Aber gilt dies auch für die Deutsche Bahn AG (DB)? „Für die Klimaanlagen gibt es mit Blick auf Filtrierung und Reinhaltung nationale und internationale Normen“, erklärte ein DB-Sprecher. „Diese Normen werden auch in den Fahrzeugen der ICE-Flotte eingehalten“, eine Übertragung über Lüftungs- oder Klimaanlagen werde „für nahezu ausgeschlossen gehalten“. Welches Filtermaterial und welche Filterklasse verwendet werden, beantworteten weder die DB noch der ICE-Hersteller Siemens mit Rücksicht auf seinen Hauptkunden.

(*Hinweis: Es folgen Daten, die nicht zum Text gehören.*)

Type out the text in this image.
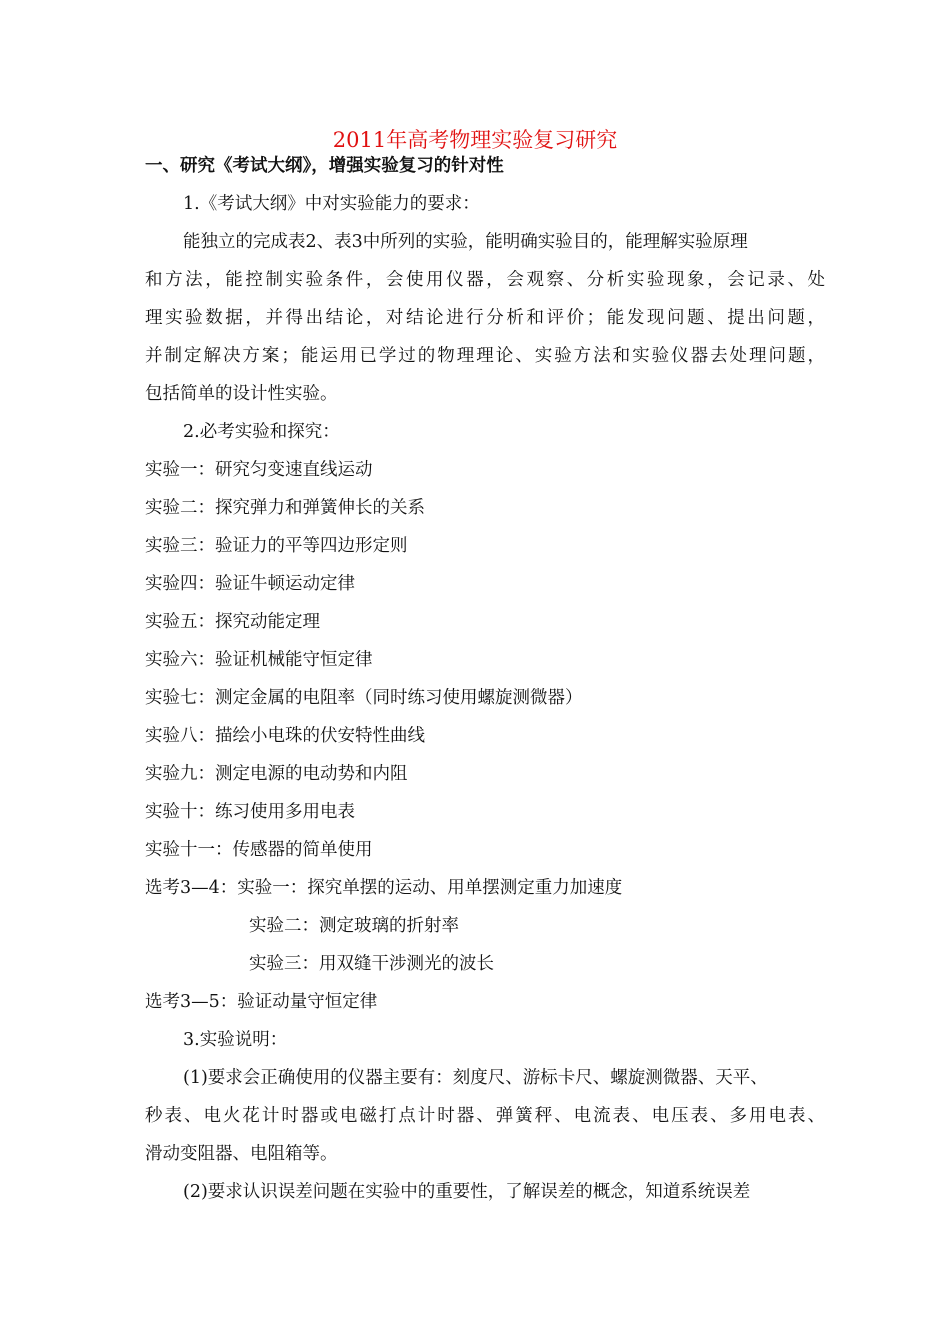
2011年高考物理实验复习研究
一、研究《考试大纲》，增强实验复习的针对性
1.《考试大纲》中对实验能力的要求：
能独立的完成表2、表3中所列的实验，能明确实验目的，能理解实验原理
和方法，能控制实验条件，会使用仪器，会观察、分析实验现象，会记录、处
理实验数据，并得出结论，对结论进行分析和评价；能发现问题、提出问题，
并制定解决方案；能运用已学过的物理理论、实验方法和实验仪器去处理问题，
包括简单的设计性实验。
2.必考实验和探究：
实验一：研究匀变速直线运动
实验二：探究弹力和弹簧伸长的关系
实验三：验证力的平等四边形定则
实验四：验证牛顿运动定律
实验五：探究动能定理
实验六：验证机械能守恒定律
实验七：测定金属的电阻率（同时练习使用螺旋测微器）
实验八：描绘小电珠的伏安特性曲线
实验九：测定电源的电动势和内阻
实验十：练习使用多用电表
实验十一：传感器的简单使用
选考3—4：实验一：探究单摆的运动、用单摆测定重力加速度
实验二：测定玻璃的折射率
实验三：用双缝干涉测光的波长
选考3—5：验证动量守恒定律
3.实验说明：
(1)要求会正确使用的仪器主要有：刻度尺、游标卡尺、螺旋测微器、天平、
秒表、电火花计时器或电磁打点计时器、弹簧秤、电流表、电压表、多用电表、
滑动变阻器、电阻箱等。
(2)要求认识误差问题在实验中的重要性，了解误差的概念，知道系统误差
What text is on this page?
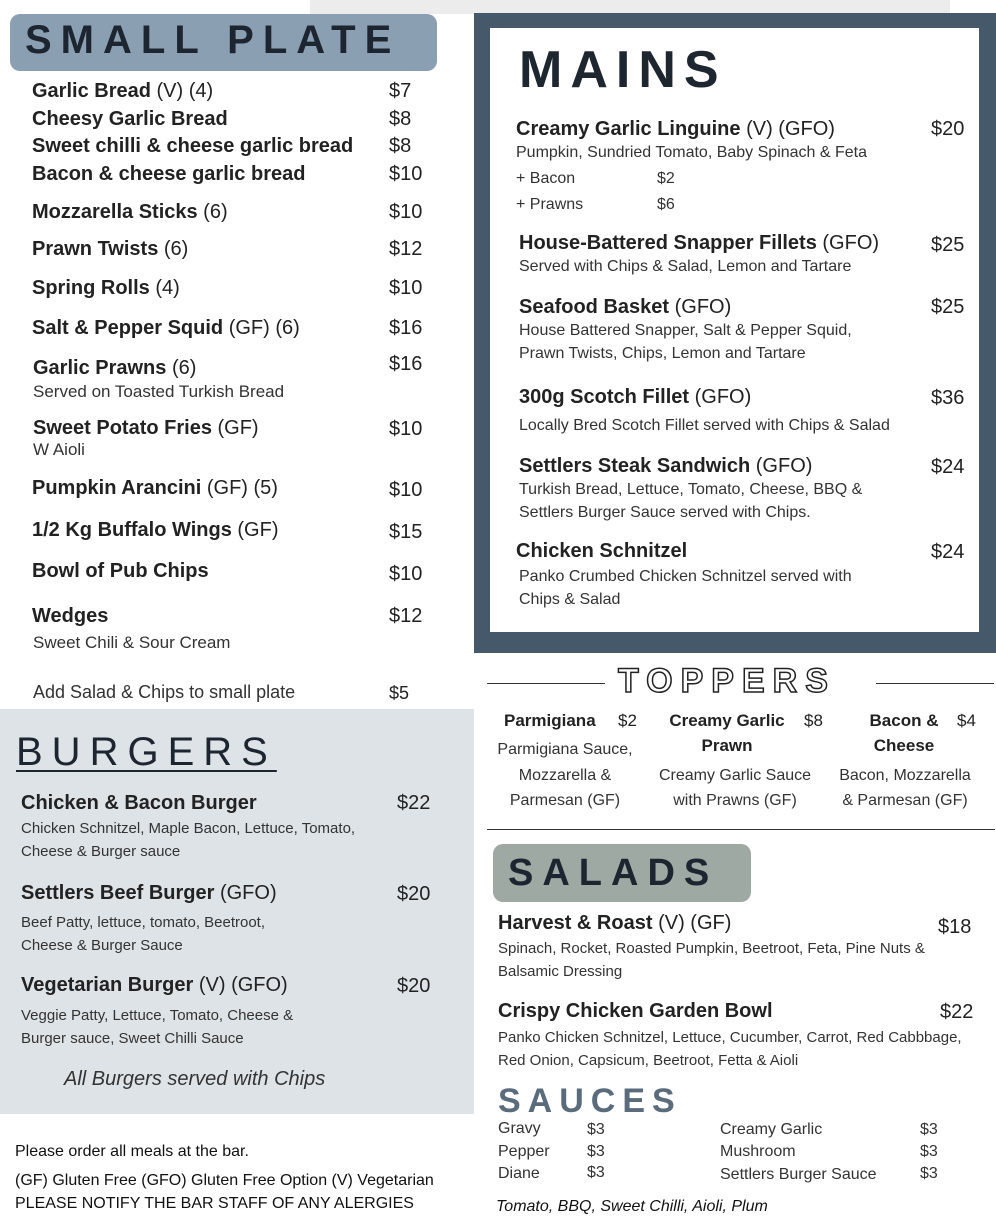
SMALL PLATE
Garlic Bread (V) (4)	$7
Cheesy Garlic Bread	$8
Sweet chilli & cheese garlic bread $8
Bacon & cheese garlic bread	$10
Mozzarella Sticks (6)	$10
Prawn Twists (6)	$12
Spring Rolls (4)	$10
Salt & Pepper Squid (GF) (6)	$16
Garlic Prawns (6)	$16
Served on Toasted Turkish Bread
Sweet Potato Fries (GF)	$10
W Aioli
Pumpkin Arancini (GF) (5)	$10
1/2 Kg Buffalo Wings (GF)	$15
Bowl of Pub Chips	$10
Wedges	$12
Sweet Chili & Sour Cream
Add Salad & Chips to small plate	$5
MAINS
Creamy Garlic Linguine (V) (GFO)	$20
Pumpkin, Sundried Tomato, Baby Spinach & Feta
+ Bacon	$2
+ Prawns	$6
House-Battered Snapper Fillets (GFO)	$25
Served with Chips & Salad, Lemon and Tartare
Seafood Basket (GFO)	$25
House Battered Snapper, Salt & Pepper Squid,
Prawn Twists, Chips, Lemon and Tartare
300g Scotch Fillet (GFO)	$36
Locally Bred Scotch Fillet served with Chips & Salad
Settlers Steak Sandwich (GFO)	$24
Turkish Bread, Lettuce, Tomato, Cheese, BBQ &
Settlers Burger Sauce served with Chips.
Chicken Schnitzel	$24
Panko Crumbed Chicken Schnitzel served with
Chips & Salad
BURGERS
Chicken & Bacon Burger	$22
Chicken Schnitzel, Maple Bacon, Lettuce, Tomato,
Cheese & Burger sauce
Settlers Beef Burger (GFO)	$20
Beef Patty, lettuce, tomato, Beetroot,
Cheese & Burger Sauce
Vegetarian Burger (V) (GFO)	$20
Veggie Patty, Lettuce, Tomato, Cheese &
Burger sauce, Sweet Chilli Sauce
All Burgers served with Chips
TOPPERS
Parmigiana $2
Parmigiana Sauce,
Mozzarella &
Parmesan (GF)
Creamy Garlic	$8
Prawn
Creamy Garlic Sauce
with Prawns (GF)
Bacon &	$4
Cheese
Bacon, Mozzarella
& Parmesan (GF)
SALADS
Harvest & Roast (V) (GF)	$18
Spinach, Rocket, Roasted Pumpkin, Beetroot, Feta, Pine Nuts &
Balsamic Dressing
Crispy Chicken Garden Bowl	$22
Panko Chicken Schnitzel, Lettuce, Cucumber, Carrot, Red Cabbbage,
Red Onion, Capsicum, Beetroot, Fetta & Aioli
SAUCES
Gravy	$3
Pepper $3
Diane	$3
Creamy Garlic	$3
Mushroom	$3
Settlers Burger Sauce	$3
Tomato, BBQ, Sweet Chilli, Aioli, Plum
Please order all meals at the bar.
(GF) Gluten Free (GFO) Gluten Free Option (V) Vegetarian
PLEASE NOTIFY THE BAR STAFF OF ANY ALERGIES
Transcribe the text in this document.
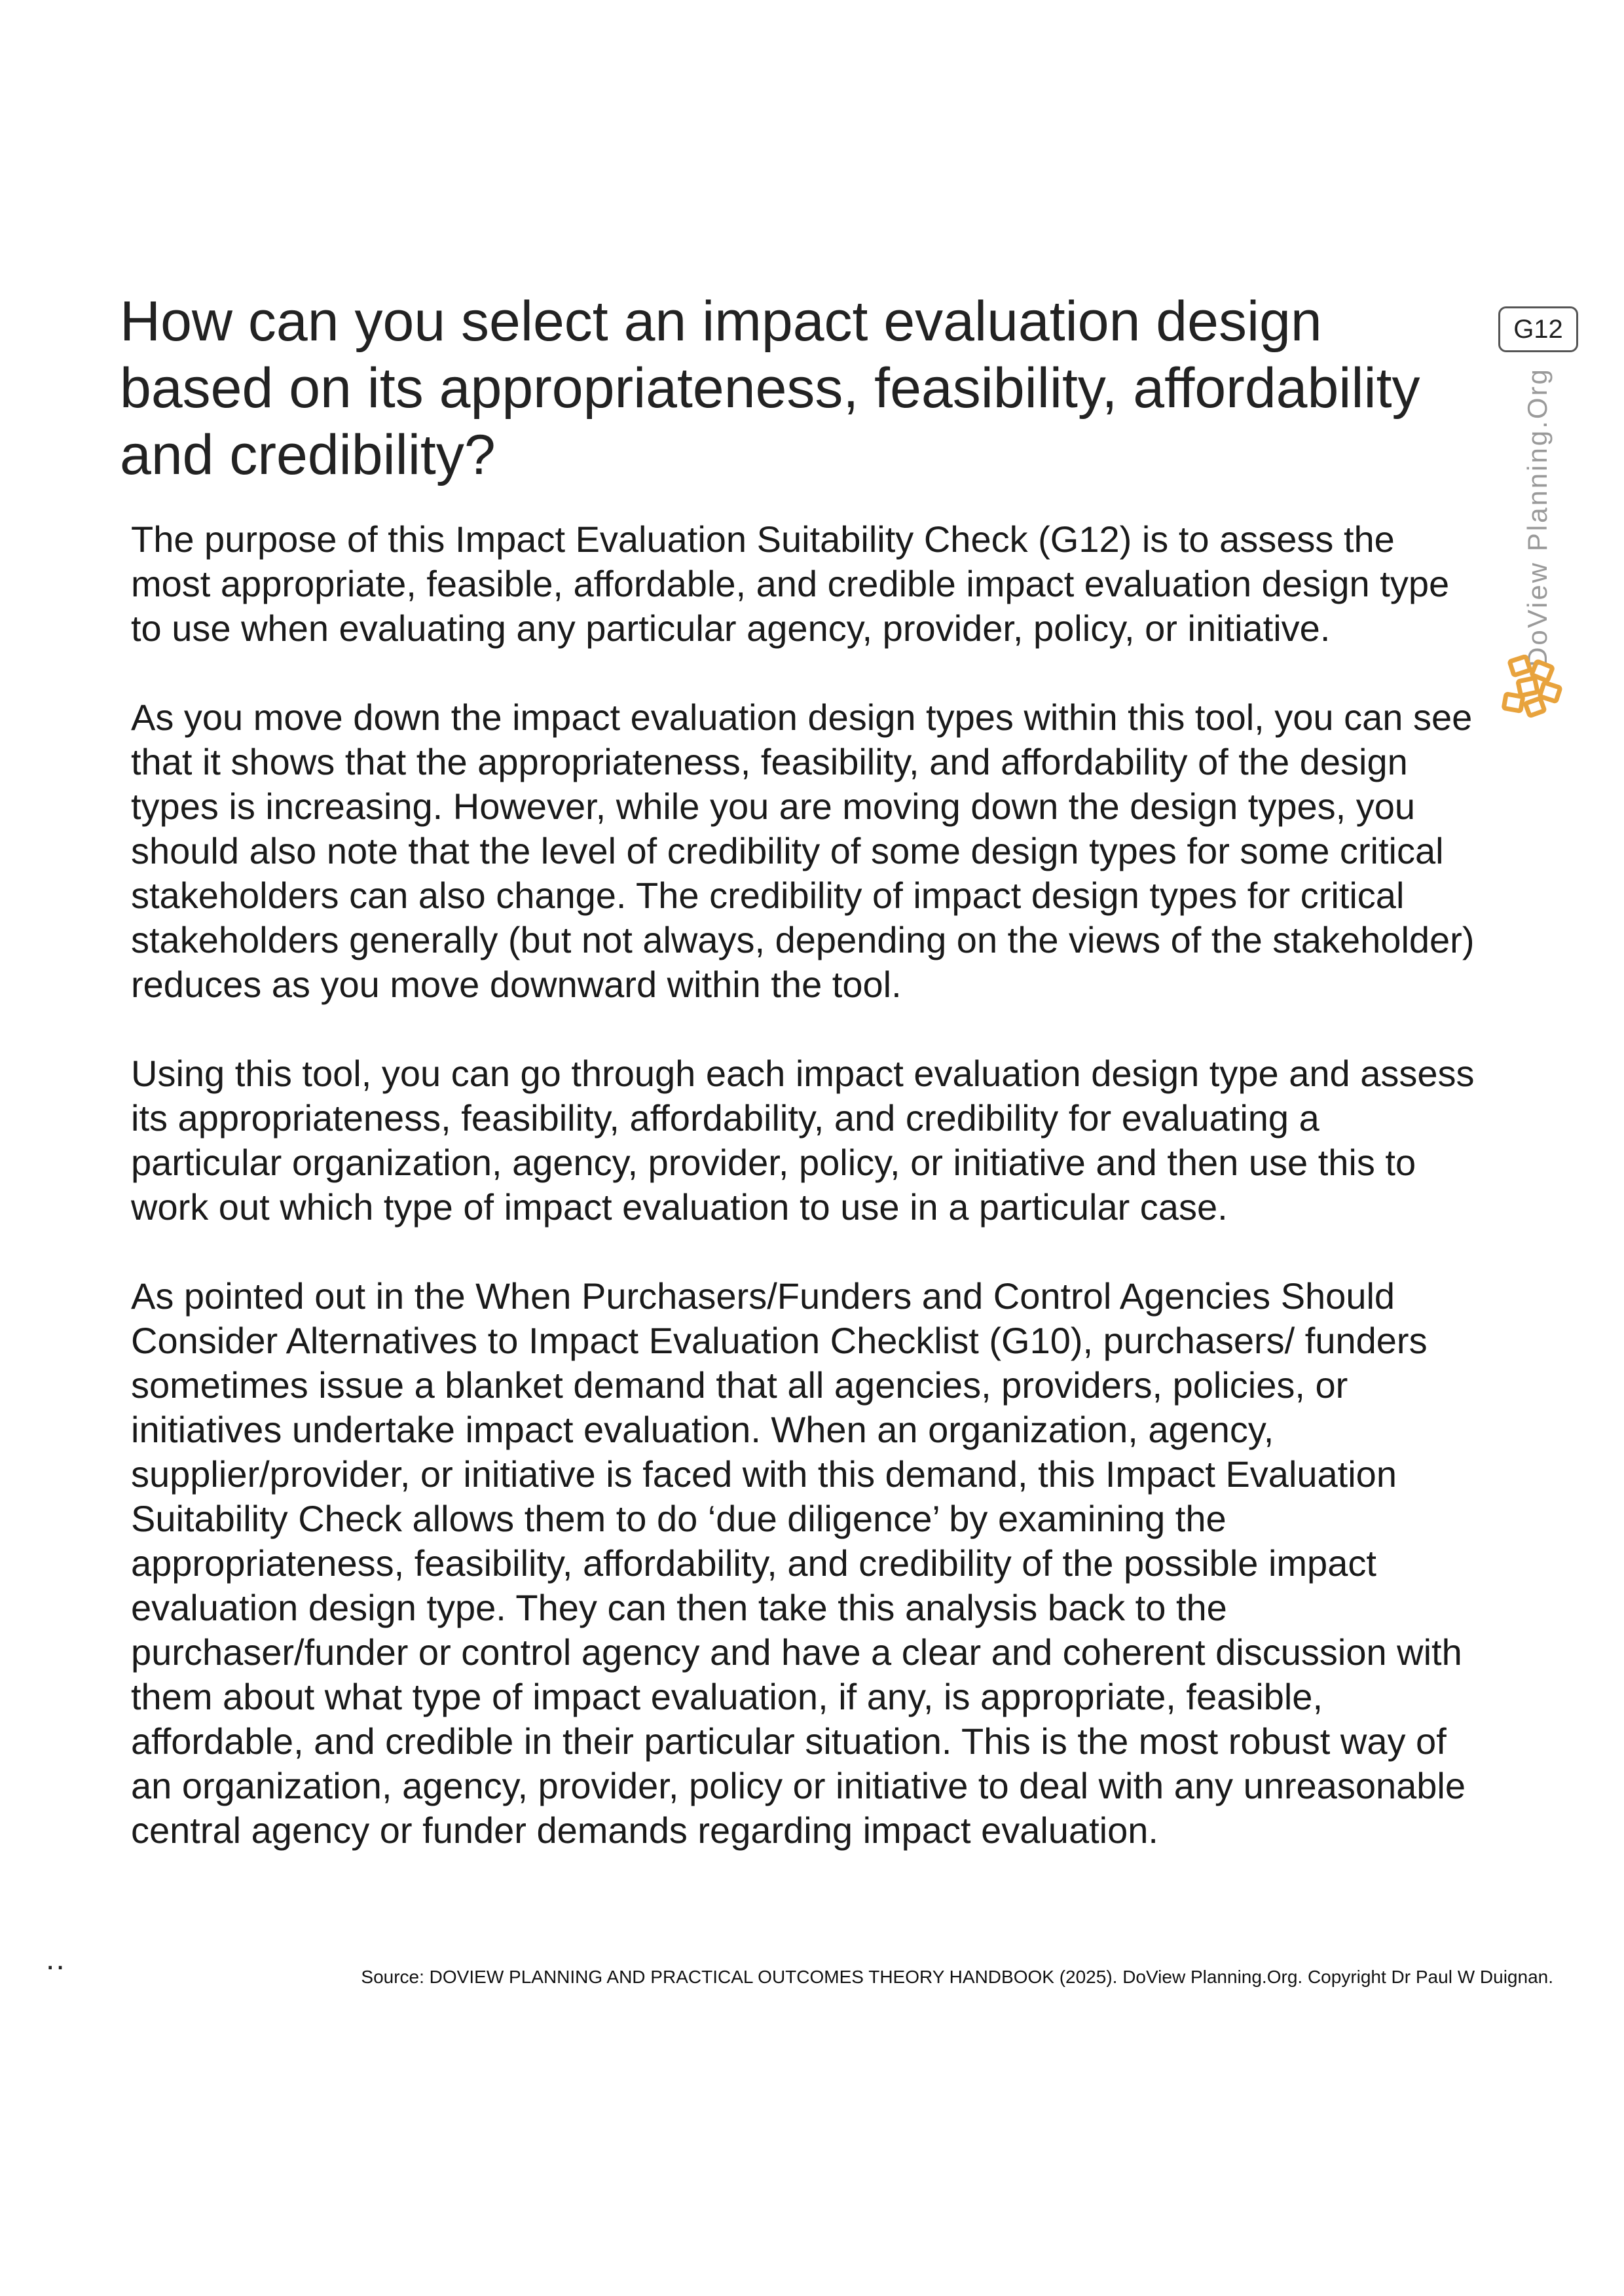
How can you select an impact evaluation design based on its appropriateness, feasibility, affordability and credibility?
G12
DoView Planning.Org

The purpose of this Impact Evaluation Suitability Check (G12) is to assess the most appropriate, feasible, affordable, and credible impact evaluation design type to use when evaluating any particular agency, provider, policy, or initiative.

As you move down the impact evaluation design types within this tool, you can see that it shows that the appropriateness, feasibility, and affordability of the design types is increasing. However, while you are moving down the design types, you should also note that the level of credibility of some design types for some critical stakeholders can also change. The credibility of impact design types for critical stakeholders generally (but not always, depending on the views of the stakeholder) reduces as you move downward within the tool.

Using this tool, you can go through each impact evaluation design type and assess its appropriateness, feasibility, affordability, and credibility for evaluating a particular organization, agency, provider, policy, or initiative and then use this to work out which type of impact evaluation to use in a particular case.

As pointed out in the When Purchasers/Funders and Control Agencies Should Consider Alternatives to Impact Evaluation Checklist (G10), purchasers/ funders sometimes issue a blanket demand that all agencies, providers, policies, or initiatives undertake impact evaluation. When an organization, agency, supplier/provider, or initiative is faced with this demand, this Impact Evaluation Suitability Check allows them to do ‘due diligence’ by examining the appropriateness, feasibility, affordability, and credibility of the possible impact evaluation design type. They can then take this analysis back to the purchaser/funder or control agency and have a clear and coherent discussion with them about what type of impact evaluation, if any, is appropriate, feasible, affordable, and credible in their particular situation. This is the most robust way of an organization, agency, provider, policy or initiative to deal with any unreasonable central agency or funder demands regarding impact evaluation.

..
Source: DOVIEW PLANNING AND PRACTICAL OUTCOMES THEORY HANDBOOK (2025). DoView Planning.Org. Copyright Dr Paul W Duignan.
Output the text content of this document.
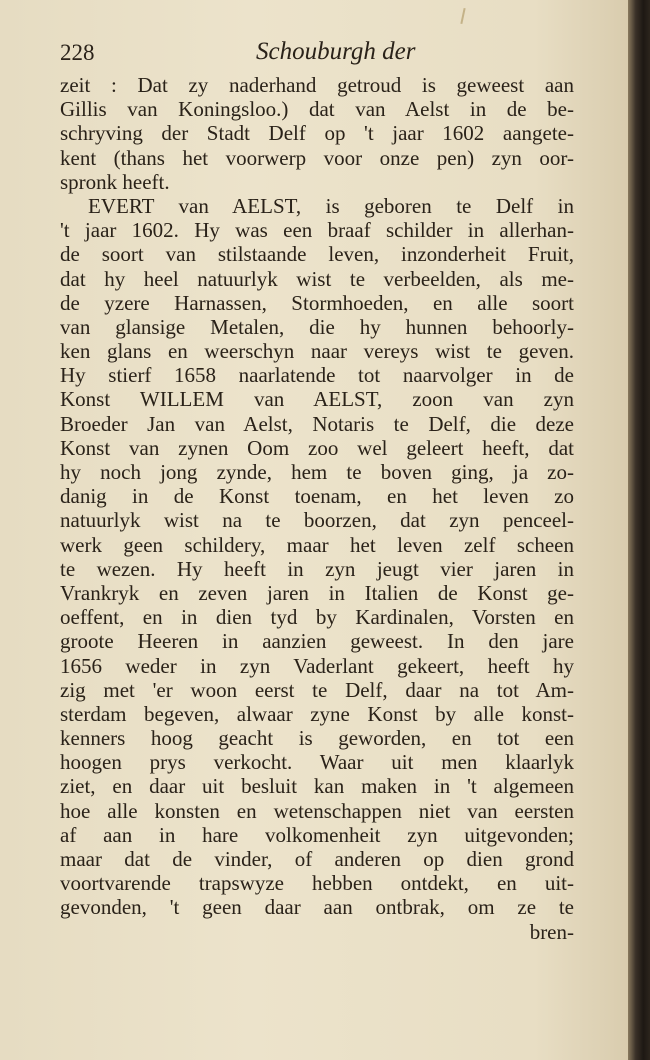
228	Schouburgh der
zeit : Dat zy naderhand getroud is geweest aan
Gillis van Koningsloo.) dat van Aelst in de be-
schryving der Stadt Delf op 't jaar 1602 aangete-
kent (thans het voorwerp voor onze pen) zyn oor-
spronk heeft.
EVERT van AELST, is geboren te Delf in
't jaar 1602. Hy was een braaf schilder in allerhan-
de soort van stilstaande leven, inzonderheit Fruit,
dat hy heel natuurlyk wist te verbeelden, als me-
de yzere Harnassen, Stormhoeden, en alle soort
van glansige Metalen, die hy hunnen behoorly-
ken glans en weerschyn naar vereys wist te geven.
Hy stierf 1658 naarlatende tot naarvolger in de
Konst WILLEM van AELST, zoon van zyn
Broeder Jan van Aelst, Notaris te Delf, die deze
Konst van zynen Oom zoo wel geleert heeft, dat
hy noch jong zynde, hem te boven ging, ja zo-
danig in de Konst toenam, en het leven zo
natuurlyk wist na te boorzen, dat zyn penceel-
werk geen schildery, maar het leven zelf scheen
te wezen. Hy heeft in zyn jeugt vier jaren in
Vrankryk en zeven jaren in Italien de Konst ge-
oeffent, en in dien tyd by Kardinalen, Vorsten en
groote Heeren in aanzien geweest. In den jare
1656 weder in zyn Vaderlant gekeert, heeft hy
zig met 'er woon eerst te Delf, daar na tot Am-
sterdam begeven, alwaar zyne Konst by alle konst-
kenners hoog geacht is geworden, en tot een
hoogen prys verkocht. Waar uit men klaarlyk
ziet, en daar uit besluit kan maken in 't algemeen
hoe alle konsten en wetenschappen niet van eersten
af aan in hare volkomenheit zyn uitgevonden;
maar dat de vinder, of anderen op dien grond
voortvarende trapswyze hebben ontdekt, en uit-
gevonden, 't geen daar aan ontbrak, om ze te
bren-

Gleichwohl werden international verstärkt Klimaanlagen mit HEPA-Filtern verbaut. Der Hersteller Knorr-Bremse habe beispielsweise in China Klimaanlagen mit „aktiver Filterüberwachung sowie Algorithmen zur Regelung des Luftgemisches“ installiert, die „bereits während der Bekämpfung der Covid-19-Krise eingesetzt wurden“. Aktive Luft- oder Filterreinigungssysteme mit Ultraviolettlampen oder elektrischen Nahfeldern zu Partikelabscheidung oder -abbau baut der Hersteller in Hochgeschwindigkeitszüge in Rußland und China ein. Bei der DB bleibt hingegen selbst die Frage nach HEPA-Filtern offen.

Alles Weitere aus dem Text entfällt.